American Firefighters Applauded As They Arrive To Help In Australia

Photo: Shutterstock/EPA/Dan Himbrechts and Twitter/Shane Fitzsimmons

American firefighters received quite the welcome at the airport from Australians who have been battling the catastrophic bushfires. Simple travelers stood, clapped, and cheered as American firefighters passed through the airport. Commissioner Shane Fitzsimmons of the New South Wales Rural Fire Service posted a video of it on Twitter.

“U.S. firefighters arrived at Sydney Int. Airport this week, on their way to assist with firefighting in Victoria. Coming through, all gathered gave a spontaneous & lengthy round of applause, reflecting the gratitude & admiration we all have for their generosity,” Fitzsimmons says.

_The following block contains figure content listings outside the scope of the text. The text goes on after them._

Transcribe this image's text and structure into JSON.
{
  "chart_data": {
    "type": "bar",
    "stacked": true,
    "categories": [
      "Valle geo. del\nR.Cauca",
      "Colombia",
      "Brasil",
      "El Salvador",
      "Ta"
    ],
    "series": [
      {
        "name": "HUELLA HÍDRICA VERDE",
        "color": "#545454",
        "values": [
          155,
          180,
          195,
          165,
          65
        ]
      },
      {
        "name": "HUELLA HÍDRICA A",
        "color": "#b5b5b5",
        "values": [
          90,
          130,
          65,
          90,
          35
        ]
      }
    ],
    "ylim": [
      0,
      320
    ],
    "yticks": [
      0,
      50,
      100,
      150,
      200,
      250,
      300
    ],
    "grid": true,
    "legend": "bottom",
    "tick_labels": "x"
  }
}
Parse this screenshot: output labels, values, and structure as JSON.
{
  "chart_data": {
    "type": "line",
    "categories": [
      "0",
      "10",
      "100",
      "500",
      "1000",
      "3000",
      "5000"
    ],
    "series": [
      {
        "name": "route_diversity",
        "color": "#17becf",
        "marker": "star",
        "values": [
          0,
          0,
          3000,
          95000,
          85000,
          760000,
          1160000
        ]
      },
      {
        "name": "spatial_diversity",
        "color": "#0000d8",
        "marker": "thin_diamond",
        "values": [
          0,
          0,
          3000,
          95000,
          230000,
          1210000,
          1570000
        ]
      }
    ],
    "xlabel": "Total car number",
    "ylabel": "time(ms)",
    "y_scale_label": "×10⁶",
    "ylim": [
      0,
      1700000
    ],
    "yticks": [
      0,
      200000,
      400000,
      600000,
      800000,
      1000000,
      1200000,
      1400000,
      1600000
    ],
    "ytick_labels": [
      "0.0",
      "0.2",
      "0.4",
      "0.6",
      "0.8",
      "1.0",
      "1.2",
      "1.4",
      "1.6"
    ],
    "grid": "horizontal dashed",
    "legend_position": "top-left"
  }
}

Many cheer on American firefighters as they come to help Australia in a time of need

Sean Snyder of Alabama was part of this group of firefighters coming to help Australia. His wife, Autumn, says that she was very humbled by the response they were met with. “It’s so refreshing and gratifying to see them be welcomed and appreciated,” she says. Snyder is an assistant fire management officer for the U.S. Forest Service in Talladega, Alabama. He volunteered for the assignment, which is 30 days long.

Although the whole family is humbled and excited for the opportunity, it was hard on all of them, including their three children. “We are a public service family and believe in doing all the good we can,” Autumn says. She adds, “We are super proud of the work he is doing over there.”

The inferno sadly continues

Photo: Shutterstock/EPA/Dan Himbrechts

Australia and New Zealand have actually been sending firefighters over to the United States for more than 15 years. The most recent time was in August 2018 when 138 firefighters from overseas arrived to help fight fires in the U.S. The last time U.S. firefighters helped in Australia was in 2010.

The bushfires in Australia have been ongoing since September 2019. CNN reports that there are now 27 people confirmed dead with more than a billion animals also dead. The fires have burned more than 17.9 million acres of land.